Por eso he leído encantada este Diario abierto que edita era y reúne los textos escritos en distintos momentos, en muchos casos a partir de las respuestas dadas en entrevistas diversas. La Carta a Paul Westheim que ilustra la portada –una especie de historia del arte de bolsillo–, me hace imaginar también las historias que relata Vicente en este libro: la salida de Barcelona cuando era pequeño, con una última visión del Paseo de San Juan, la luz de México que lo impresionó (“en México encontré la libertad –o al menos, mi libertad)”, el ambiente de la Imprenta Madero en los años cincuenta, sus maestros Arturo Souto y Miguel Prieto, el Palacio de Bellas Artes donde trabajó muchísimos años, Fernando Benítez y los suplementos emblemáticos de los sesenta y setenta, los amigos de su generación o el gato Fritzi (testigo, junto con el hijo de Paul Klee, del instante en que el pintor alemán y su esposa “tocaron sonatas de Bach y de Mozart para significar el día y la libertad”, y a quien Vicente hubiera querido encarnar para poder compartir ese momento privilegiado). Tantos y más “cuadritos” que formarían la vida del creador y que seguramente andan por ahí transformándose en sus obras, recorriendo las Tés inimaginables de la serie Señales, derivándose en los flujos vigorosos de México bajo la lluvia o estallando en esos volcanes de Escenarios que son como rompecabezas, en tantos cuadros pintados por Vicente Rojo a lo largo de una vida. Cuenta Vicente que cuando empieza a pintar “me enfrento a quince telas o más… Trabajo siempre en rotación, de modo que con gran movilidad las formas que surgieron en un cuadro a veces puedan ir a terminar en otro” y así imagina uno esta pintura incansable que a la vez es una manera de escritura también, por la manera en que salta y se mueve de unas a otras posibilidades, en aquel estudio donde “me acompañan algunos objetos: unos lienzos blancos, pinceles, colores, papel de lija, trapos sucios, zapatos viejos, la necesaria música, algunas imágenes impresas fijadas con tachuelas a la pared, y uno que otro libro. Mientras, en otros lugares, los auténticos modificadores siguen insistiendo, y con éxito, en cambiar la vida y/o el mundo”.

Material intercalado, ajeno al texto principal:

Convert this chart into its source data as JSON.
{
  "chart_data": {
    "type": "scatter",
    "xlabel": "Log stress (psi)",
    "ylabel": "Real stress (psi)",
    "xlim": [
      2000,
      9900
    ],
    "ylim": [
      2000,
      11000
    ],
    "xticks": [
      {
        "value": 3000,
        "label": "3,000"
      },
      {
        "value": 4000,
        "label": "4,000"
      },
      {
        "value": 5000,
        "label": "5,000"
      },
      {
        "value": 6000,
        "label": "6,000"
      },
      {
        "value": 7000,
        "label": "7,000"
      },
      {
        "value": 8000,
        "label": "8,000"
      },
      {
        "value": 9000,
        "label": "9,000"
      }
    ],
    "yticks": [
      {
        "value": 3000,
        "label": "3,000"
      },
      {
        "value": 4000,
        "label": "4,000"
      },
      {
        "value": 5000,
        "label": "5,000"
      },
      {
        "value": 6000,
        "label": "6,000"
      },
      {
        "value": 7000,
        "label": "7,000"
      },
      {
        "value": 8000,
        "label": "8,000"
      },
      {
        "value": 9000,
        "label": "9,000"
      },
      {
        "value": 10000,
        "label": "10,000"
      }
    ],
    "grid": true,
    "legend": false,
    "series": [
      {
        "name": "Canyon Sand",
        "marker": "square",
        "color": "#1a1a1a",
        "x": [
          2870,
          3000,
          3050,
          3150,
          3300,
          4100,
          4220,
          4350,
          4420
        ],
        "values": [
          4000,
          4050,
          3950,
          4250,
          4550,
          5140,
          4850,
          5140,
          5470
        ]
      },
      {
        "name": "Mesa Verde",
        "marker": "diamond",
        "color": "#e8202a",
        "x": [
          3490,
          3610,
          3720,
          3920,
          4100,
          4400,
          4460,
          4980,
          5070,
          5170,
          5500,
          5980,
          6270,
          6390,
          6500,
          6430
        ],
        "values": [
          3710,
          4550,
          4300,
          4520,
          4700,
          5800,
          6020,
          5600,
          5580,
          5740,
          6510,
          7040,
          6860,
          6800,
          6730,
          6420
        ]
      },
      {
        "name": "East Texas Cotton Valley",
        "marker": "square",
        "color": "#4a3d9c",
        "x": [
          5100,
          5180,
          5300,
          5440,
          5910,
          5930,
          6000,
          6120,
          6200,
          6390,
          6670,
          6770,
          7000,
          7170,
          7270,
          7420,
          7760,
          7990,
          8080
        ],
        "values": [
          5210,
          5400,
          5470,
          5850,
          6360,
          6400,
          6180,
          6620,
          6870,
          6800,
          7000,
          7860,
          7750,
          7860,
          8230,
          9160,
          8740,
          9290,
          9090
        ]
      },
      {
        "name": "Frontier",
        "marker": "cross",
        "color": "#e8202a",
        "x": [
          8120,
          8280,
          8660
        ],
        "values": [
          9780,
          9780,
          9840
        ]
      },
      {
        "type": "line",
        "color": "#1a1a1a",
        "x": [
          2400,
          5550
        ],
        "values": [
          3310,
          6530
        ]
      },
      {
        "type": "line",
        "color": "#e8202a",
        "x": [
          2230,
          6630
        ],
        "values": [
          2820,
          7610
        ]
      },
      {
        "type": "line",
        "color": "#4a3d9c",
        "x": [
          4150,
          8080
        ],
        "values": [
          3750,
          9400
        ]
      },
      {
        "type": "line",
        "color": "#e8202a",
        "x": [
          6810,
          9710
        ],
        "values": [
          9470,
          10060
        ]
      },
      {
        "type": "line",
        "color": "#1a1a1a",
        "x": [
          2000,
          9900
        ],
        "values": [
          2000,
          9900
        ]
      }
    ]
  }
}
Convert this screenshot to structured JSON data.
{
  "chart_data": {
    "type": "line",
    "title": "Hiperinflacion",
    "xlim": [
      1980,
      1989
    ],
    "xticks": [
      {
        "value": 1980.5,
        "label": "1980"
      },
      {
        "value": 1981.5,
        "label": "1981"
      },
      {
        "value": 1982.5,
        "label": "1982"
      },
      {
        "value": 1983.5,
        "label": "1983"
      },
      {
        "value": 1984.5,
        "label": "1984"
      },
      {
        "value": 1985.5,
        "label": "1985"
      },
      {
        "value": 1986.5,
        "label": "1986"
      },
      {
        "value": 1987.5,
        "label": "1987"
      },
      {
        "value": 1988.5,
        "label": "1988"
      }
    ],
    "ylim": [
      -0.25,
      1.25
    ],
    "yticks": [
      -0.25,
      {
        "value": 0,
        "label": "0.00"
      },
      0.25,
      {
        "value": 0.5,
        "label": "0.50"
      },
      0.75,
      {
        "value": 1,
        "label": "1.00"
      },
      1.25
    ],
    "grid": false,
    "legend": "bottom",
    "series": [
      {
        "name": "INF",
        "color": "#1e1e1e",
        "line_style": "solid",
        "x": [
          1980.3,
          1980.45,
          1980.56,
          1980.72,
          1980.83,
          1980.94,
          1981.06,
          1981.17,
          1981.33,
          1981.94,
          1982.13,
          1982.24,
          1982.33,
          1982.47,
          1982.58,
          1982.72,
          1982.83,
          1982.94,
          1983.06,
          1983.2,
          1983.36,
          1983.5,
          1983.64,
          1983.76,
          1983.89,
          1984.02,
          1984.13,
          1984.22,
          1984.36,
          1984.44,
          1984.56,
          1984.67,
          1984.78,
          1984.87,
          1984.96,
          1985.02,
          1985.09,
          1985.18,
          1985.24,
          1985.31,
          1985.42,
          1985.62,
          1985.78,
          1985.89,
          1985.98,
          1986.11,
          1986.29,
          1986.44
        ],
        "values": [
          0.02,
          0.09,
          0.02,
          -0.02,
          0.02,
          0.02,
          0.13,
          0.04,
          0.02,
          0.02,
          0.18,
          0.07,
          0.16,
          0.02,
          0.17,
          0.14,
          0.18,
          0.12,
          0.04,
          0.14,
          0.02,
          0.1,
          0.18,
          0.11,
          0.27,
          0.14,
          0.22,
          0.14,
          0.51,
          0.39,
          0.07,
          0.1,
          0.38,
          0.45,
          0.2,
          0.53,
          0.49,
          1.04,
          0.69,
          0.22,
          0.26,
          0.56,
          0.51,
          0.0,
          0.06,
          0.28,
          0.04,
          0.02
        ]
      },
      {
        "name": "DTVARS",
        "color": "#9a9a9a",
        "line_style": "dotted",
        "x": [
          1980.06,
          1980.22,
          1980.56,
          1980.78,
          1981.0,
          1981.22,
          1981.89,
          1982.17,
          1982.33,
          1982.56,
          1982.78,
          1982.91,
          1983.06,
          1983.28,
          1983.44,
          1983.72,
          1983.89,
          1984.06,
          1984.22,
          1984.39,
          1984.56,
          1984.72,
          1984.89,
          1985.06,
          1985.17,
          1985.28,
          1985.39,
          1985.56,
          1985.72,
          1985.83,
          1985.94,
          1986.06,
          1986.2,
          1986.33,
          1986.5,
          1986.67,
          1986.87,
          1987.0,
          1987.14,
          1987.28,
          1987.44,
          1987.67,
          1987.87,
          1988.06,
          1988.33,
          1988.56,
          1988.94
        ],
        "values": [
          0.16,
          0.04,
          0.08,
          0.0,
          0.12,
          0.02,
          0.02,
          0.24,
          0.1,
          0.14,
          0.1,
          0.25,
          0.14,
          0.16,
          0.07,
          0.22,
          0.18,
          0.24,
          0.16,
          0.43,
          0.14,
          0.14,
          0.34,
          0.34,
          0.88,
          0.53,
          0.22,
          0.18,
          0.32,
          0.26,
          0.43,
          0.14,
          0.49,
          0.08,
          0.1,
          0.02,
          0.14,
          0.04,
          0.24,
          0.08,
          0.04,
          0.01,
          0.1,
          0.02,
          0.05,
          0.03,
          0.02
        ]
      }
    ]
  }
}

Debemos hacer constar que este libro es pequeño, de brevedad diríamos monterroseana, pero también es grande pues, como digo, toda una vida y una obra respiran en él. Es tan generoso este libro, que no sólo vive en él Vicente, sino también muchos de sus amigos más queridos y apreciados, como Manuel Felguérez, Arnoldo Kraus, mi padre ya mencionado o Rafael López Castro, entre otros, y es muy conmovedora la manera en que está todo dispuesto, un poco como un collage. En un apartado especial, Vicente nos explica la génesis de sus grandes series pictóricas e incluye algunas reproducciones. Y por si fuera poco, hay también muchas ideas que dejan al lector impresionado, como ésta, con la que termino agradeciéndole todo lo que nos da en este pequeño y enorme libro: “La obra de arte es una meditación que no tiene fin: esta meditación es una llama para el artista. Pero estoy convencido de que este fuego sólo se puede encender si el artista tiene los pies bien puestos en la tierra y lo deja arder. Es decir, a partir de una idea que siempre me ha inquietado, tiendo a practicar lo que creo que Borges llamó ‘una imaginación rigurosa’. Pienso que si no existieran los árboles en que se posan, los pájaros no sabrían que vuelan. Si no tuvieran ese punto de apoyo que es la rama estarían simplemente girando en el aire y su vuelo carecería de sentido.”
Vicente Rojo, los pies en la tierra, la obra en vuelo.